In Romeo & Juliet, Shakespeare presents humans as inherently unstable, driven by conflicting desires for freedom and order. Hierarchy is shown as a structure we create to control the unpredictability of their own nature, often disguising these systems as divine or natural law. The Great Chain of Being reinforces this idea by presenting social order as something decreed by God, where power and status descend through carefully maintained levels of authority and importance. However, Shakespeare repeatedly suggests that these systems are fragile because they depend on flawed human behavior to sustain them, questioning their legitimacy when they are so easily manipulated and abandoned.
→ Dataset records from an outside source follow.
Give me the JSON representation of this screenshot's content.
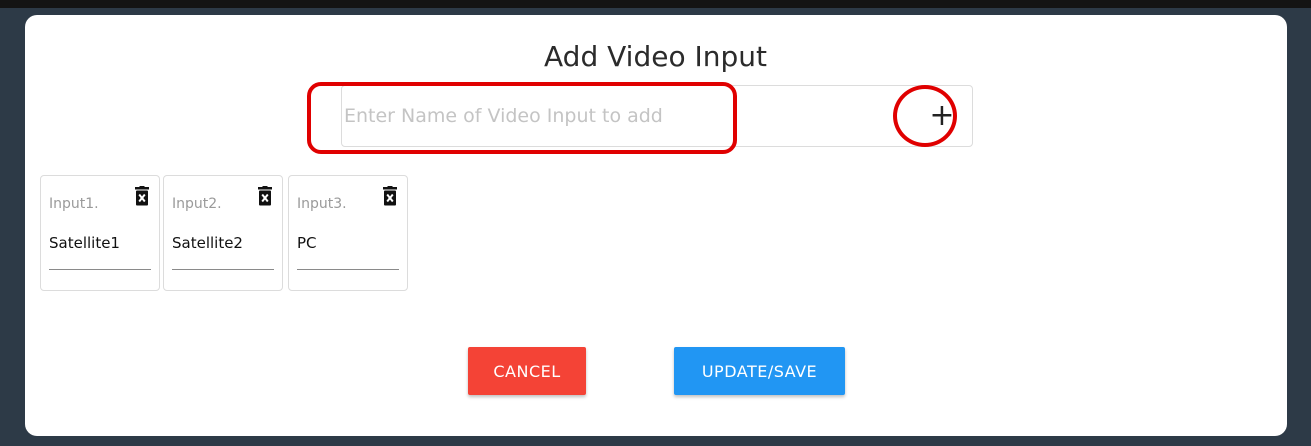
{
  "dialog": {
    "title": "Add Video Input"
  },
  "add_input": {
    "placeholder": "Enter Name of Video Input to add",
    "value": "",
    "add_button_label": "+"
  },
  "inputs": [
    {
      "label": "Input1.",
      "value": "Satellite1"
    },
    {
      "label": "Input2.",
      "value": "Satellite2"
    },
    {
      "label": "Input3.",
      "value": "PC"
    }
  ],
  "buttons": {
    "cancel": "CANCEL",
    "save": "UPDATE/SAVE"
  },
  "colors": {
    "backdrop": "#2d3a47",
    "cancel": "#f44336",
    "save": "#2196f3",
    "annotation": "#e00000"
  },
  "icons": {
    "delete": "trash-icon"
  }
}
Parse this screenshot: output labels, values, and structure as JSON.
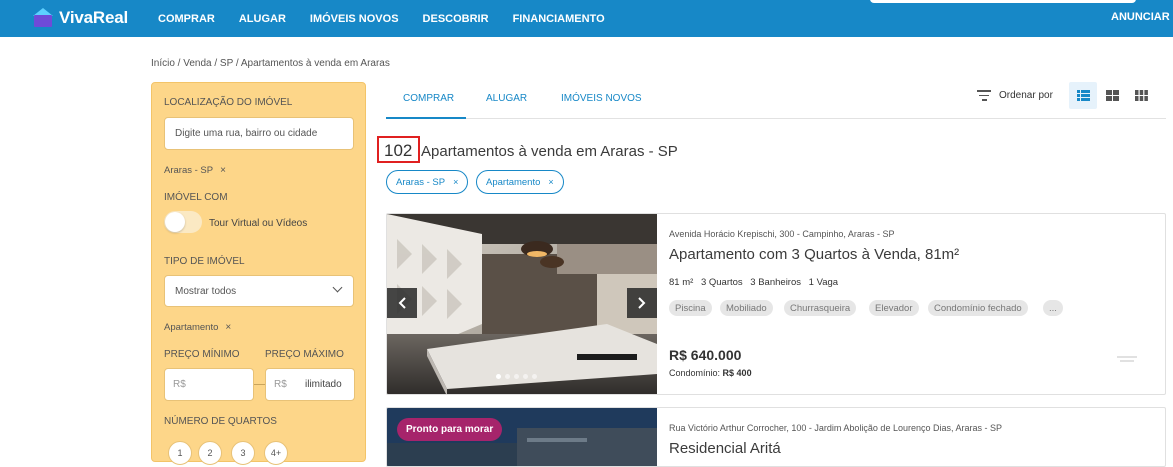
{
  "brand": {
    "name": "VivaReal",
    "color": "#1788c7"
  },
  "nav": {
    "items": [
      "COMPRAR",
      "ALUGAR",
      "IMÓVEIS NOVOS",
      "DESCOBRIR",
      "FINANCIAMENTO"
    ],
    "anunciar": "ANUNCIAR IM"
  },
  "breadcrumb": "Início / Venda / SP / Apartamentos à venda em Araras",
  "filters": {
    "location_label": "LOCALIZAÇÃO DO IMÓVEL",
    "location_placeholder": "Digite uma rua, bairro ou cidade",
    "location_chip": "Araras - SP",
    "imovel_com_label": "IMÓVEL COM",
    "tour_label": "Tour Virtual ou Vídeos",
    "tour_enabled": false,
    "tipo_label": "TIPO DE IMÓVEL",
    "tipo_value": "Mostrar todos",
    "tipo_chip": "Apartamento",
    "preco_min_label": "PREÇO MÍNIMO",
    "preco_max_label": "PREÇO MÁXIMO",
    "currency": "R$",
    "preco_max_value": "ilimitado",
    "quartos_label": "NÚMERO DE QUARTOS",
    "quartos_options": [
      "1",
      "2",
      "3",
      "4+"
    ]
  },
  "tabs": [
    {
      "label": "COMPRAR",
      "active": true
    },
    {
      "label": "ALUGAR",
      "active": false
    },
    {
      "label": "IMÓVEIS NOVOS",
      "active": false
    }
  ],
  "sort": {
    "label": "Ordenar por"
  },
  "results": {
    "count": "102",
    "title": "Apartamentos à venda em Araras - SP",
    "chips": [
      "Araras - SP",
      "Apartamento"
    ],
    "chip_close": "×"
  },
  "listings": [
    {
      "address": "Avenida Horácio Krepischi, 300 - Campinho, Araras - SP",
      "title": "Apartamento com 3 Quartos à Venda, 81m²",
      "area": "81 m²",
      "quartos": "3 Quartos",
      "banheiros": "3 Banheiros",
      "vagas": "1 Vaga",
      "amenities": [
        "Piscina",
        "Mobiliado",
        "Churrasqueira",
        "Elevador",
        "Condomínio fechado",
        "..."
      ],
      "price": "R$ 640.000",
      "condo_label": "Condomínio:",
      "condo_value": "R$ 400"
    },
    {
      "badge": "Pronto para morar",
      "address": "Rua Victório Arthur Corrocher, 100 - Jardim Abolição de Lourenço Dias, Araras - SP",
      "title": "Residencial Aritá"
    }
  ]
}
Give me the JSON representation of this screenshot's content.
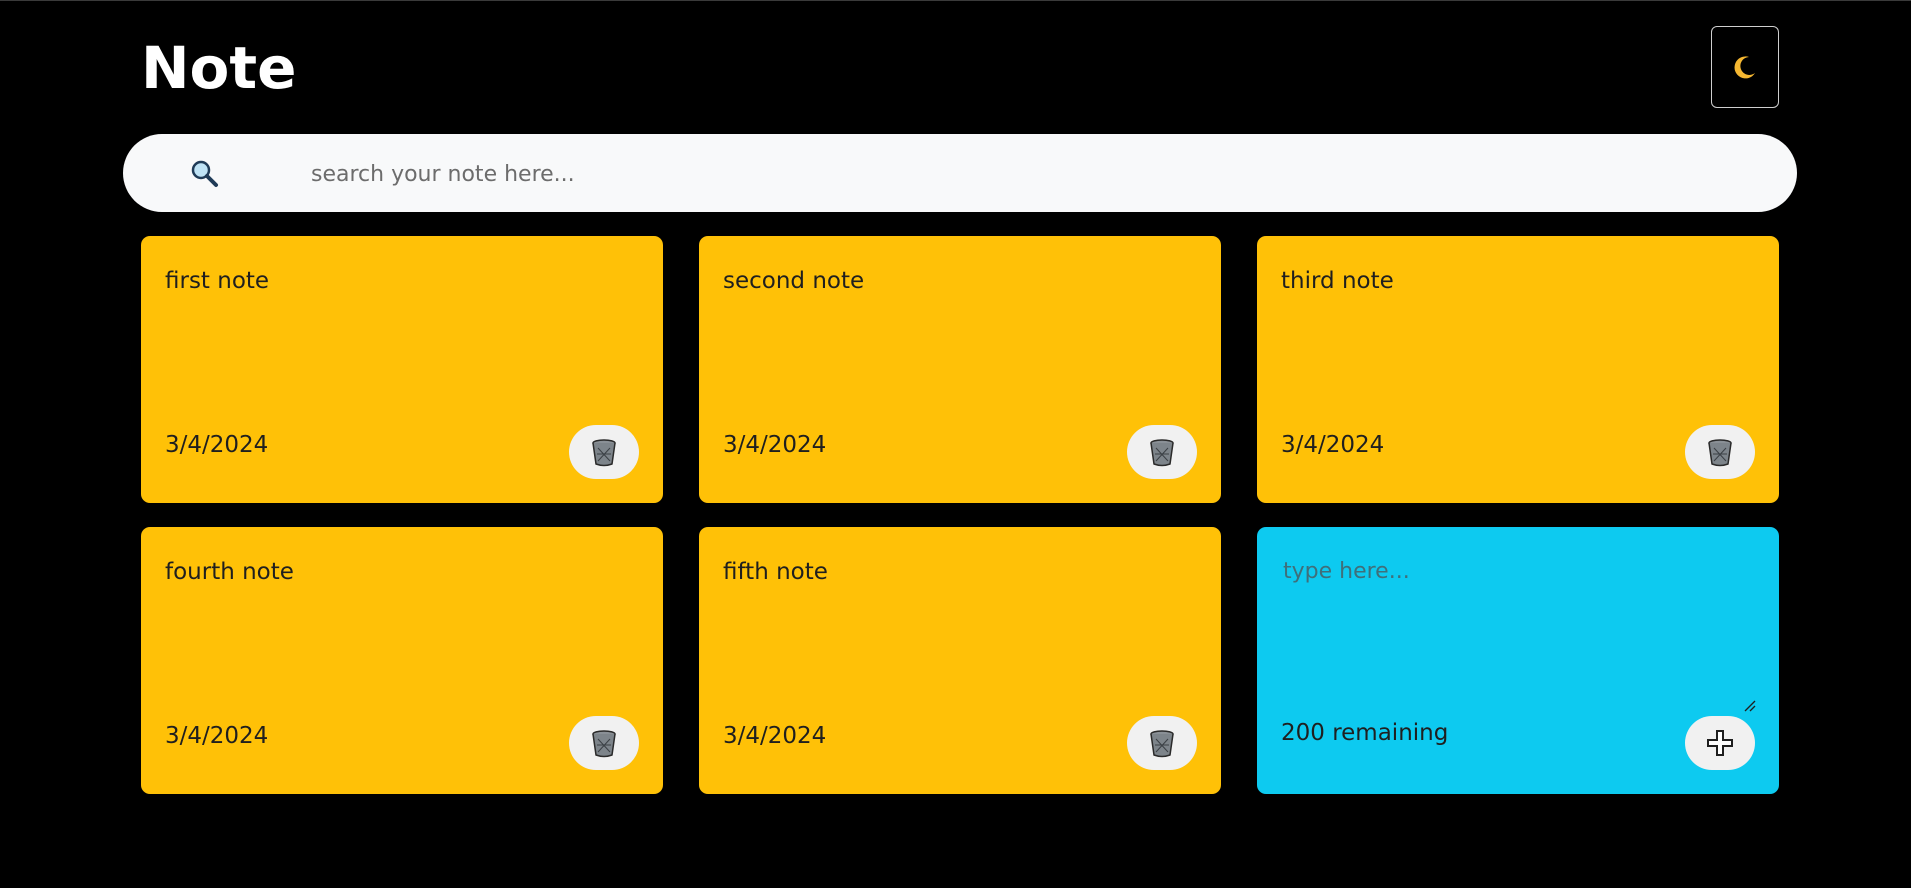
{
  "header": {
    "title": "Note",
    "theme_toggle_icon": "moon-icon"
  },
  "search": {
    "icon": "search-icon",
    "placeholder": "search your note here...",
    "value": ""
  },
  "notes": [
    {
      "text": "first note",
      "date": "3/4/2024",
      "delete_icon": "trash-icon"
    },
    {
      "text": "second note",
      "date": "3/4/2024",
      "delete_icon": "trash-icon"
    },
    {
      "text": "third note",
      "date": "3/4/2024",
      "delete_icon": "trash-icon"
    },
    {
      "text": "fourth note",
      "date": "3/4/2024",
      "delete_icon": "trash-icon"
    },
    {
      "text": "fifth note",
      "date": "3/4/2024",
      "delete_icon": "trash-icon"
    }
  ],
  "new_note": {
    "placeholder": "type here...",
    "value": "",
    "remaining": "200 remaining",
    "add_icon": "plus-icon"
  },
  "colors": {
    "background": "#000000",
    "note": "#ffc107",
    "new_note": "#0dcaf0",
    "search_bar": "#f8f9fa",
    "button": "#f1f1f1"
  }
}
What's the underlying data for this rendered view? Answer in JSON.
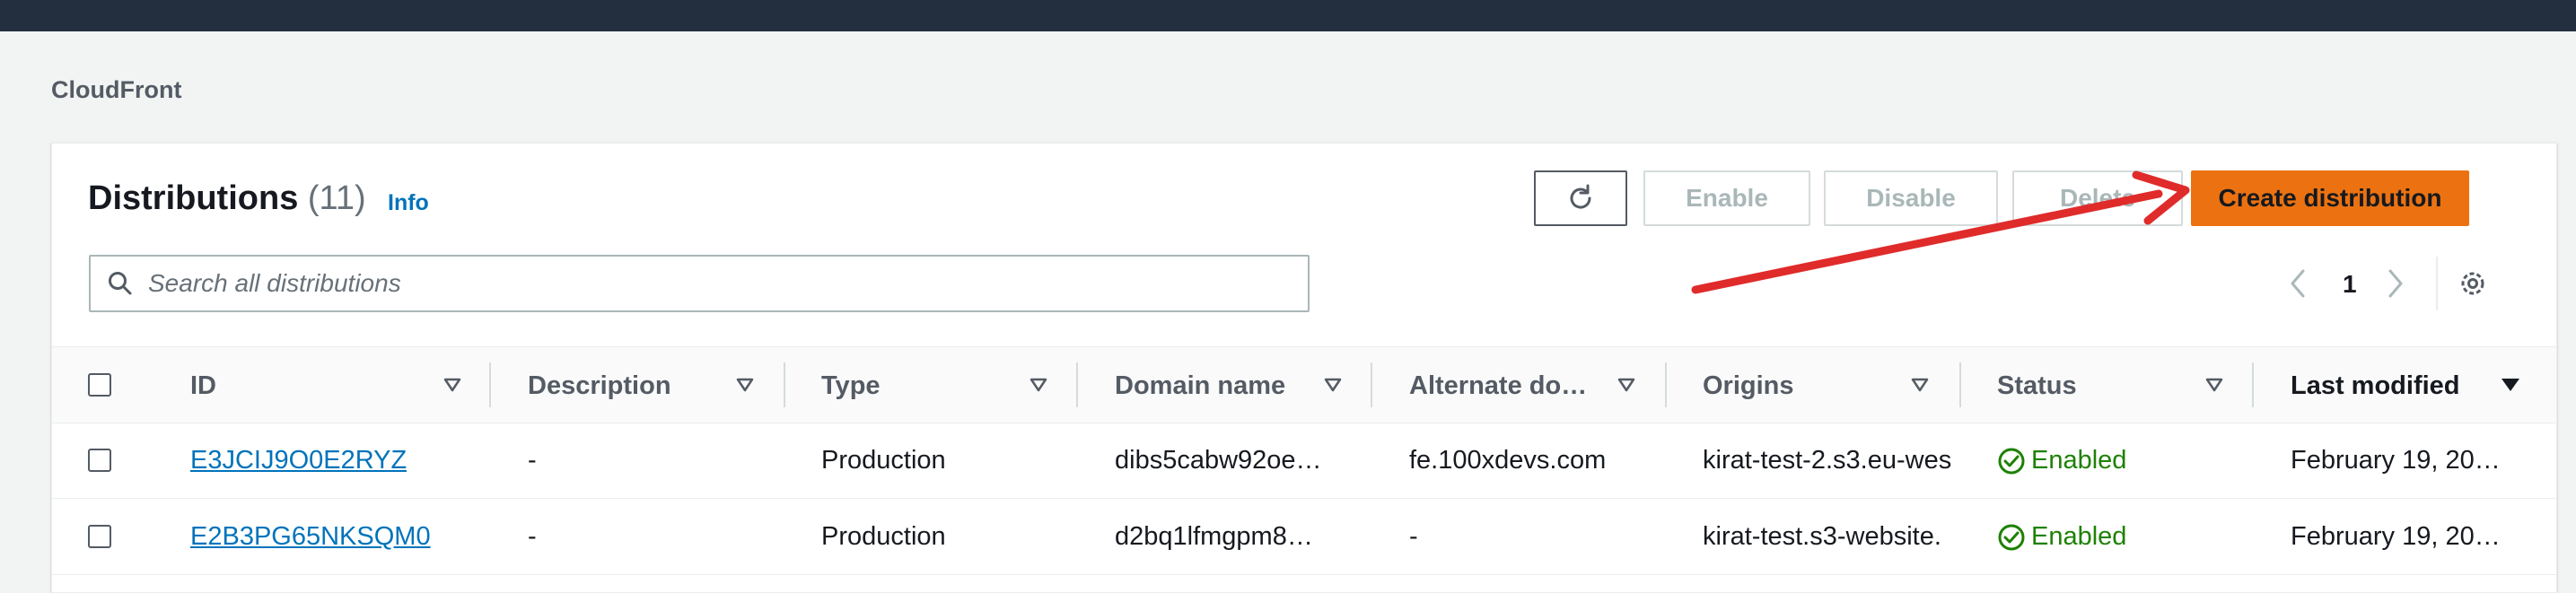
{
  "breadcrumb": "CloudFront",
  "header": {
    "title": "Distributions",
    "count": "(11)",
    "info": "Info"
  },
  "toolbar": {
    "refresh_icon": "refresh-icon",
    "enable_label": "Enable",
    "disable_label": "Disable",
    "delete_label": "Delete",
    "create_label": "Create distribution"
  },
  "search": {
    "placeholder": "Search all distributions",
    "value": ""
  },
  "pagination": {
    "current_page": "1"
  },
  "table": {
    "columns": [
      "ID",
      "Description",
      "Type",
      "Domain name",
      "Alternate do…",
      "Origins",
      "Status",
      "Last modified"
    ],
    "sorted_column": "Last modified",
    "rows": [
      {
        "id": "E3JCIJ9O0E2RYZ",
        "description": "-",
        "type": "Production",
        "domain": "dibs5cabw92oe…",
        "alternate": "fe.100xdevs.com",
        "origins": "kirat-test-2.s3.eu-wes",
        "status": "Enabled",
        "modified": "February 19, 20…"
      },
      {
        "id": "E2B3PG65NKSQM0",
        "description": "-",
        "type": "Production",
        "domain": "d2bq1lfmgpm8…",
        "alternate": "-",
        "origins": "kirat-test.s3-website.",
        "status": "Enabled",
        "modified": "February 19, 20…"
      }
    ]
  },
  "colors": {
    "topbar": "#232f3e",
    "primary_button": "#ec7211",
    "link": "#0073bb",
    "status_enabled": "#1d8102",
    "annotation_arrow": "#e02b2b"
  }
}
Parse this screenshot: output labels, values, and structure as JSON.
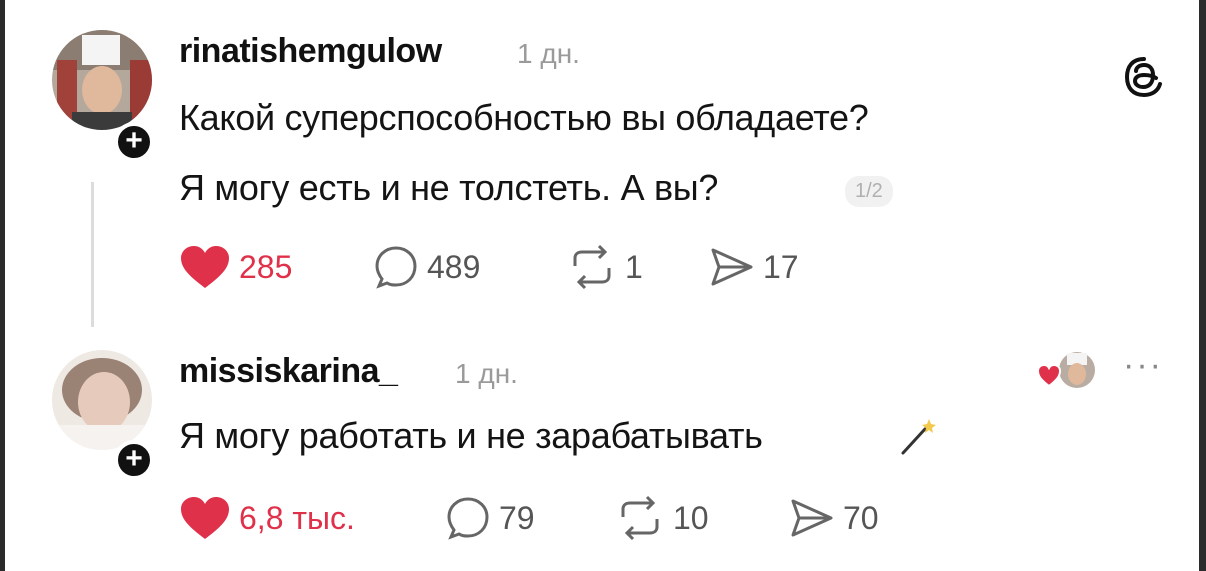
{
  "post1": {
    "username": "rinatishemgulow",
    "time": "1 дн.",
    "line1": "Какой суперспособностью вы обладаете?",
    "line2": "Я могу есть и не толстеть. А вы?",
    "counter": "1/2",
    "likes": "285",
    "replies": "489",
    "reposts": "1",
    "shares": "17"
  },
  "post2": {
    "username": "missiskarina_",
    "time": "1 дн.",
    "text": "Я могу работать и не зарабатывать",
    "likes": "6,8 тыс.",
    "replies": "79",
    "reposts": "10",
    "shares": "70"
  },
  "icons": {
    "threads": "threads-logo-icon",
    "heart": "heart-filled-icon",
    "reply": "speech-bubble-icon",
    "repost": "repost-arrows-icon",
    "share": "send-icon",
    "wand": "magic-wand-icon",
    "more": "more-dots-icon"
  },
  "colors": {
    "heart": "#e0314a",
    "background": "#ffffff",
    "border": "#2b2b2b"
  }
}
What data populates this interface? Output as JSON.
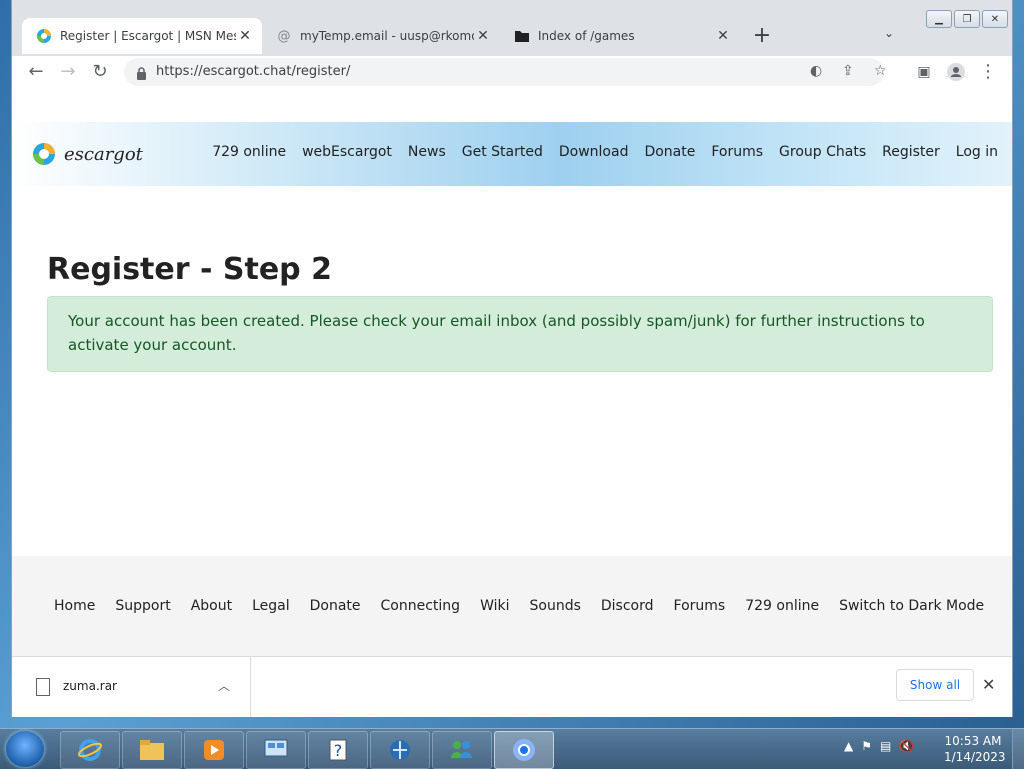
{
  "browser": {
    "tabs": [
      {
        "title": "Register | Escargot | MSN Messen",
        "icon": "escargot-favicon",
        "active": true
      },
      {
        "title": "myTemp.email - uusp@rkomo.co",
        "icon": "at-sign-icon",
        "active": false
      },
      {
        "title": "Index of /games",
        "icon": "folder-icon",
        "active": false
      }
    ],
    "url": "https://escargot.chat/register/"
  },
  "site": {
    "brand": "escargot",
    "nav": [
      "729 online",
      "webEscargot",
      "News",
      "Get Started",
      "Download",
      "Donate",
      "Forums",
      "Group Chats",
      "Register",
      "Log in"
    ],
    "title": "Register - Step 2",
    "alert": "Your account has been created. Please check your email inbox (and possibly spam/junk) for further instructions to activate your account.",
    "footer": [
      "Home",
      "Support",
      "About",
      "Legal",
      "Donate",
      "Connecting",
      "Wiki",
      "Sounds",
      "Discord",
      "Forums",
      "729 online",
      "Switch to Dark Mode"
    ]
  },
  "downloads": {
    "file": "zuma.rar",
    "show_all": "Show all"
  },
  "taskbar": {
    "time": "10:53 AM",
    "date": "1/14/2023"
  },
  "colors": {
    "alert_bg": "#d4edda",
    "alert_text": "#155724",
    "link_blue": "#1a73e8"
  }
}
To further that idea, I believe the masquerade scene and the attire accordingly worn symbolize the socially constructed identities enforced through hierarchy. At a certain point, the masks will no longer fit correctly, reflecting the instability of imposed roles when human individuality begins to resist them. Romeo and Juliet’s decision to love each other anyways is an act of personal choice rather than submission to predetermined fate, suggesting that human action, not divine order, shapes the course of events.
Once this moment of disruption occurs, the social order collapses into conflict. Shakespeare does not fully endorse either chaos or control; instead, he questions whether fate truly governs human life at all. Authority itself is performative, maintained through the suppression of humanity’s inherently uncertain and contradictory nature. Beneath systems of hierarchy and order, Shakespeare suggests that all people remain unstable, questioning individuals attempting to impose meaning upon disorder.